Ana içeriğe atla

Size beni iyi dinlemeler!

Telefonumla konuşma yaptığım zaman ne karşı taraf beni anlayabiliyor, ne de ben. Yankı, gürültü eksik değil. Kendi kendime, 'Adam gibi iyi bir telefon almazsın, olacağı bu' dedim zaman zaman.

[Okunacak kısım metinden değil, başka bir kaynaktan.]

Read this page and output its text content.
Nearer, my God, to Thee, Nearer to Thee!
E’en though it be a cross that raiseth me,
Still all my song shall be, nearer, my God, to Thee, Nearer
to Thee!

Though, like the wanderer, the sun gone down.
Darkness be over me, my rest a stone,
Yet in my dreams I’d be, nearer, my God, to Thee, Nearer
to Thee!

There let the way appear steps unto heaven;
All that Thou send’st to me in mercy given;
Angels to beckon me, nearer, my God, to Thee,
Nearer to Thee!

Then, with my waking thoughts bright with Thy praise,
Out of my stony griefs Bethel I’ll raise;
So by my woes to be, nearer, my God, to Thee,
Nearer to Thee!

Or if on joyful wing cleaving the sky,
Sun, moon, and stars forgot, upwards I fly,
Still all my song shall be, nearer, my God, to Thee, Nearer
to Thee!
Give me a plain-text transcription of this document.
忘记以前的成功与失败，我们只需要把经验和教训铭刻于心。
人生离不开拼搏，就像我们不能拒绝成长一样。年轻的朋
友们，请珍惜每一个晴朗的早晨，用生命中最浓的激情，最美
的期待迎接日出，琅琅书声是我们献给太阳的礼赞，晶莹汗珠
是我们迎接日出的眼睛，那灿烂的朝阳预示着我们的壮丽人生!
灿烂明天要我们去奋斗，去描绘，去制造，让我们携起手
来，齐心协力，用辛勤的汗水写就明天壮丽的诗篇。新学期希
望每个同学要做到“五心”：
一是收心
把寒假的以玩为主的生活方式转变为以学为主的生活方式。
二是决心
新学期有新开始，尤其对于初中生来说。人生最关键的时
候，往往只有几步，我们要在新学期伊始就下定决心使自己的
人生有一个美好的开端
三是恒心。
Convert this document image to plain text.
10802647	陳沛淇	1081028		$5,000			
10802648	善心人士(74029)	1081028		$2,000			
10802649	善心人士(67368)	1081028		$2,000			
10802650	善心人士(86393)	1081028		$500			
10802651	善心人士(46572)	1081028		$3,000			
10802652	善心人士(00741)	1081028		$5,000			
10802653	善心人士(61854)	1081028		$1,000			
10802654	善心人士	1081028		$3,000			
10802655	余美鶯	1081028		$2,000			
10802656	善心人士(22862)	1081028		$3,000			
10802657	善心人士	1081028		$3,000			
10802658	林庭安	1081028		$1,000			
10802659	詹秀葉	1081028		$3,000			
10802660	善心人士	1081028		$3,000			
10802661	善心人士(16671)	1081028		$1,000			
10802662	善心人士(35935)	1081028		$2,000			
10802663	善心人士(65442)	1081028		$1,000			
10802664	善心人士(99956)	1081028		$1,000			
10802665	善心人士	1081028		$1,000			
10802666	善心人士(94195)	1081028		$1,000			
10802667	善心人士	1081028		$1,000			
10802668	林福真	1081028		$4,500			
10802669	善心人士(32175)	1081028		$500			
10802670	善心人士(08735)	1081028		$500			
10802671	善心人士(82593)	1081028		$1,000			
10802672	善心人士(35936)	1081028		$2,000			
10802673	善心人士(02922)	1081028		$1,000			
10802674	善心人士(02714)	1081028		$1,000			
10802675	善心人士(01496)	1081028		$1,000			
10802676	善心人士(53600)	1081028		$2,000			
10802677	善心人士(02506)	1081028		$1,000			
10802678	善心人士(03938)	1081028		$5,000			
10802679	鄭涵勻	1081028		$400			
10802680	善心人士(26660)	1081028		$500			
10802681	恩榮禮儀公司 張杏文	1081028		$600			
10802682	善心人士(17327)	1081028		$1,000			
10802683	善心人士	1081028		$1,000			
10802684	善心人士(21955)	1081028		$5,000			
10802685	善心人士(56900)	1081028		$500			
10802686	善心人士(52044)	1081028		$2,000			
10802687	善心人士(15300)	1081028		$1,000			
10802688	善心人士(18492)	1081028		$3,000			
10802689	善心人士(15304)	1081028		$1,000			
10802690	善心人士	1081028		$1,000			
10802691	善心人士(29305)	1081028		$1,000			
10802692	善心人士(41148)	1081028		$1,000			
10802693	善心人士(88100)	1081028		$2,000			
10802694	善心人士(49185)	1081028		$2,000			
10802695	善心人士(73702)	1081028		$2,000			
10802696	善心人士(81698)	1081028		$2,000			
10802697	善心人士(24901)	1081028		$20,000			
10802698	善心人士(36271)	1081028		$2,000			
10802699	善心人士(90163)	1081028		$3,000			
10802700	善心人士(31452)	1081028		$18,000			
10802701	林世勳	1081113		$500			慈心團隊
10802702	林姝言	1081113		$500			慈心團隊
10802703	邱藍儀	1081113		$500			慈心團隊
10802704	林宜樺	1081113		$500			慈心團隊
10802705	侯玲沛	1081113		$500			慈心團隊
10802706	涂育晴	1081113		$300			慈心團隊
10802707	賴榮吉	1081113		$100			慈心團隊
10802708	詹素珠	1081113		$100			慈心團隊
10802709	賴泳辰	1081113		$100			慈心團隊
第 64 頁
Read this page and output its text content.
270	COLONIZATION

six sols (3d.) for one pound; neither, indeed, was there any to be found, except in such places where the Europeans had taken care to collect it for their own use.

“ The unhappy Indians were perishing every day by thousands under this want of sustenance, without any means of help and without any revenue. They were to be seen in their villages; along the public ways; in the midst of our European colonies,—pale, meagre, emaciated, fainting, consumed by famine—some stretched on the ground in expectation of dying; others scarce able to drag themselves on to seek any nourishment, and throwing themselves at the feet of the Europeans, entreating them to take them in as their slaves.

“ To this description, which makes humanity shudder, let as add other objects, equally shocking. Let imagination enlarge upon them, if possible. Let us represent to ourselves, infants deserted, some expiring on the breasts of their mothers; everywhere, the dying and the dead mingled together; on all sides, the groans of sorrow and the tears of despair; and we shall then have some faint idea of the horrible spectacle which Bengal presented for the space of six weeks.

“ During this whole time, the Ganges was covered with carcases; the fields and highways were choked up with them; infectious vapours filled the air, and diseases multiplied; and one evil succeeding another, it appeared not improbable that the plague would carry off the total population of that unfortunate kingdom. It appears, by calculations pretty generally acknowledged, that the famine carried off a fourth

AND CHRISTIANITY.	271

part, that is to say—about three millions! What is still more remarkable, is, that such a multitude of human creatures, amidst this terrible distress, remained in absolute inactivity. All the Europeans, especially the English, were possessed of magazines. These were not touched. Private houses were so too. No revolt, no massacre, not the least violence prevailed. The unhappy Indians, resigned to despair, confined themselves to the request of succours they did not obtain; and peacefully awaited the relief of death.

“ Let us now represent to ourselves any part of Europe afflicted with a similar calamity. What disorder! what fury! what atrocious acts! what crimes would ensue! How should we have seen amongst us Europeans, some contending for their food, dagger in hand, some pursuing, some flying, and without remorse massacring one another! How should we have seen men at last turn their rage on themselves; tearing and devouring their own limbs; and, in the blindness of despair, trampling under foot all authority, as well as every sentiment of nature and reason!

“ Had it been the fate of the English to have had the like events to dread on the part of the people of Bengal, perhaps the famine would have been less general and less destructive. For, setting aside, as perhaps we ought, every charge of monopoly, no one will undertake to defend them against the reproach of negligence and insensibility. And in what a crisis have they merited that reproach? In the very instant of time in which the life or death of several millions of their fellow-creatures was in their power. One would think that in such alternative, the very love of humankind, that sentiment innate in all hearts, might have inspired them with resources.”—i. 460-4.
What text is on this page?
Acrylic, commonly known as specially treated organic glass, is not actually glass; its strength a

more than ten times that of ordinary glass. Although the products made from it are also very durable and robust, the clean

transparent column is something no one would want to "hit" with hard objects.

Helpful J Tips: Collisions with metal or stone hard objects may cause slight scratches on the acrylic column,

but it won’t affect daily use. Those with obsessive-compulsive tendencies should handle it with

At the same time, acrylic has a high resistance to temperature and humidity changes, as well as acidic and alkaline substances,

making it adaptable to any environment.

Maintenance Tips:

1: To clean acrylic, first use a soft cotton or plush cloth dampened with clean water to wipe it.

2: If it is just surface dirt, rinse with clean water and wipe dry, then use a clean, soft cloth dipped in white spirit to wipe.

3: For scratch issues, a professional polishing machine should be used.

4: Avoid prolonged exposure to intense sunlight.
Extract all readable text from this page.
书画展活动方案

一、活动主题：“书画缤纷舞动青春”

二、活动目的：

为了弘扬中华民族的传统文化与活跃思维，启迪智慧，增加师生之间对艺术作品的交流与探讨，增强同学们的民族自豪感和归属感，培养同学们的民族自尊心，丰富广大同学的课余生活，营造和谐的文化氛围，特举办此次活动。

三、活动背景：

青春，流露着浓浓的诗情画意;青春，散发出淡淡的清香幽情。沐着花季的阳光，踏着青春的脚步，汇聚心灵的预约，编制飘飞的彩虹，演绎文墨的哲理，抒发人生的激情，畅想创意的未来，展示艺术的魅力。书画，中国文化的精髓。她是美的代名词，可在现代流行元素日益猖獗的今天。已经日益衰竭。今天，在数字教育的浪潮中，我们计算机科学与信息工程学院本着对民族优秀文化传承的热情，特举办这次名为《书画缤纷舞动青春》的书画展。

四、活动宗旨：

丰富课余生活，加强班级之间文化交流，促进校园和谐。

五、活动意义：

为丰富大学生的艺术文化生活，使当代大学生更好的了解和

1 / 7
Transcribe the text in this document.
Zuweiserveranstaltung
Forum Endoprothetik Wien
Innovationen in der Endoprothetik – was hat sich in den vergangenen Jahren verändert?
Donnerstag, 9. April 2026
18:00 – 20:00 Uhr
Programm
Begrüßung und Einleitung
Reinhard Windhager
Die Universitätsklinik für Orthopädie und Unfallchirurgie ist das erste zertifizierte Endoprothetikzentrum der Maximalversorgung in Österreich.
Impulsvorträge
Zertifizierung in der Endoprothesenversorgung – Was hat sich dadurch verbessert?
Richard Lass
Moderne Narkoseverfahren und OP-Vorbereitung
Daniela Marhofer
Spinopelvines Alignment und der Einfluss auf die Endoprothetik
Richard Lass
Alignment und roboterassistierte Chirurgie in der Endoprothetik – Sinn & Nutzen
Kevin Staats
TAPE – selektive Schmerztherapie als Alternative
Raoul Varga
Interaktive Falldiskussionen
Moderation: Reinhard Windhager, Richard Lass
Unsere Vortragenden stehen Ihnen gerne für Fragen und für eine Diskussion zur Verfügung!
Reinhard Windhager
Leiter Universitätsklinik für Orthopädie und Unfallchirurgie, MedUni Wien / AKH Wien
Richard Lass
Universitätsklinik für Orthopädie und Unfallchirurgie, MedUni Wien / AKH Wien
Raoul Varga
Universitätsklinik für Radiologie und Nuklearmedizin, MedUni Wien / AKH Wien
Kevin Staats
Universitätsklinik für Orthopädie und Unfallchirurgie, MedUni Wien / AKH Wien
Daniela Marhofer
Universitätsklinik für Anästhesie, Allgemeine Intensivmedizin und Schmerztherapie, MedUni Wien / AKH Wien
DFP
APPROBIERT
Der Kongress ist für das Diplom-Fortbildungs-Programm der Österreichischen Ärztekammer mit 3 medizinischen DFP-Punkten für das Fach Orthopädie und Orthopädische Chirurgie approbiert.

İki buçuk ay önce bir arkadaşım aradı telefonla beni. Anlayamıyorum benim telefonda sorun var deyince. Telefonunda sorun falan yok. Telefonun dinleniyor. Tüm sorun bu. Boşu boşuna telefonuna kızma" dedi bana. Benim neyimi dinleyecekler dedim. "Beni bir kaç defa aradın ya, ondan" deyince benim jeton düştü. Telefonla görüştüğüm kişi 15 Temmuz'dan sonra FETÖ şüphesiyle açığa alınmıştı. Kendim gibi tanıdığım, o yapıya ait olmadığını bildiğim bu arkadaşın başına geleni duyunca aslını-astarını öğrenmek için telefon açtım, yeterli görmeyerek evine kadar da gittim. Sana yapılan bu haksızlık kısa zamanda giderilir, hatta Bağdat'a varmadan dedim.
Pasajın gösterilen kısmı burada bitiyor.